Keep in mind though, that this book is not written by de Monfreid. This is not "Hashish" (authored solely by de Monfreid, and currently in print with Penguin Classics), though many of the incidents related in this book, occur in de Monfreid's own. Ida Treat seems to be the principle author, and this book is based on a series of conversations she had with de Monfreid. She is a clean and concise author. Her prose escapes the overwrought nature of many of her contemporaries. I would be very interested to know what the full nature of her relationship with de Monfreid was, as she seems to be somewhat of a kindred spirit.
...of special interest to Lawrence scholars, de Monfreid makes note of an English officer stirring up the tribes of the Arabian peninsula and competing with his gun running trade...could it have been...?
In sum, this is a wild, heady book of vanished world. If you enjoy maritime writing and are familiar with sailing terminology, you'll find this book thoroughly enjoyable. As with most maritime literature, his battles with the sea, rivals his challenges with human opponents.
I didn't want this one to end. Fortunately, I can finally re-read a clean copy of "Hashish".
Like a Tintin, or Indiana Jones, of days long lost Henri de Monfreid is a traveler through time and space.

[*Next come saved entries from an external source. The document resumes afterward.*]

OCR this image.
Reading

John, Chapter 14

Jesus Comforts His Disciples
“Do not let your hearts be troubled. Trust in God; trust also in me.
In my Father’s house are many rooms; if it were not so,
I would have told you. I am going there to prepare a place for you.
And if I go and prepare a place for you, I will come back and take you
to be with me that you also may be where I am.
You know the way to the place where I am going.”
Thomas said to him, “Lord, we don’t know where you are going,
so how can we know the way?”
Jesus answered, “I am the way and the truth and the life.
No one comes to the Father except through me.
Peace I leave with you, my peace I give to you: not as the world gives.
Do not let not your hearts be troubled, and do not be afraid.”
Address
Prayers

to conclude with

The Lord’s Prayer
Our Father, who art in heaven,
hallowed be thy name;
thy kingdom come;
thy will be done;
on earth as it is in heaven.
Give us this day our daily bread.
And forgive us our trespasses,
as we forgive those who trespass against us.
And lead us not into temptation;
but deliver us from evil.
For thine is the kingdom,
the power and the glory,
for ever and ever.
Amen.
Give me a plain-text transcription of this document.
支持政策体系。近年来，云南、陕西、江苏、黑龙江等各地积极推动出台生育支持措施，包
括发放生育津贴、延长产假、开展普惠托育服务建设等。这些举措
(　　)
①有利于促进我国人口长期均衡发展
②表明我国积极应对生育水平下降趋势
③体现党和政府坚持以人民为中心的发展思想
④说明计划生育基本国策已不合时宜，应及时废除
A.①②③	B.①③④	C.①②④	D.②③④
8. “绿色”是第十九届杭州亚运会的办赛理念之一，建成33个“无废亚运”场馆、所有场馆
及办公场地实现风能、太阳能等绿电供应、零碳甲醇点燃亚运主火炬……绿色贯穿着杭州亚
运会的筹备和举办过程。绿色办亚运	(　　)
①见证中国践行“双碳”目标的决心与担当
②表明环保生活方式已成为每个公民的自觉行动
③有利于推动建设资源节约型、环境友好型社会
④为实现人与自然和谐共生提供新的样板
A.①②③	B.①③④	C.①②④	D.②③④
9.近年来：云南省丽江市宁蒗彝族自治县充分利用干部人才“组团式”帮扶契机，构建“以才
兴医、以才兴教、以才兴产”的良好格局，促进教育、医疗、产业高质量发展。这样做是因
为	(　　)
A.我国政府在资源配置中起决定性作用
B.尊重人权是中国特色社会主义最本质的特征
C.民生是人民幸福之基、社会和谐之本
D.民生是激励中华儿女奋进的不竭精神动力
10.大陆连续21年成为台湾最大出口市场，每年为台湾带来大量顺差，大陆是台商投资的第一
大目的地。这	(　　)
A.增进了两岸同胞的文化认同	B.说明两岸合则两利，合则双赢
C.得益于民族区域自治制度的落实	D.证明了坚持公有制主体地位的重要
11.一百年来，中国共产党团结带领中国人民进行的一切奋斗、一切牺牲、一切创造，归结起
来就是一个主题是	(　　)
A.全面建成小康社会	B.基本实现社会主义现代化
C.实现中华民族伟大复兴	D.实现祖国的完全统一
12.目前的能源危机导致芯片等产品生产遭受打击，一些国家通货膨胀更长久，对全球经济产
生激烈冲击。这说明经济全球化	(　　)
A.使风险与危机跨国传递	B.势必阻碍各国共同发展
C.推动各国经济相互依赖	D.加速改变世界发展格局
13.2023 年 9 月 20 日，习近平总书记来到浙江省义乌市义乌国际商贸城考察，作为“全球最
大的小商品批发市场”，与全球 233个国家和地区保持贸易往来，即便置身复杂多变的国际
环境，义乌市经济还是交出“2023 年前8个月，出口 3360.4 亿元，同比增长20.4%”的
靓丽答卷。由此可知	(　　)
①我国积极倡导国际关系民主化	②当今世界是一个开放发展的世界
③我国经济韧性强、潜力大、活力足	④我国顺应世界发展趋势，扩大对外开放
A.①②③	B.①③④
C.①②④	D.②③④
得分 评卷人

Our existence, the madness of it all. These escapades resemble the wild stories of my youth when I enjoyed getting on any train leading away. Not anywhere in particular, just away. Towards adventure, uncertain tomorrows. To whichever passage was not yet written. Long before the dreary present nothingness had ensued. Read it to escape to a reality worth living.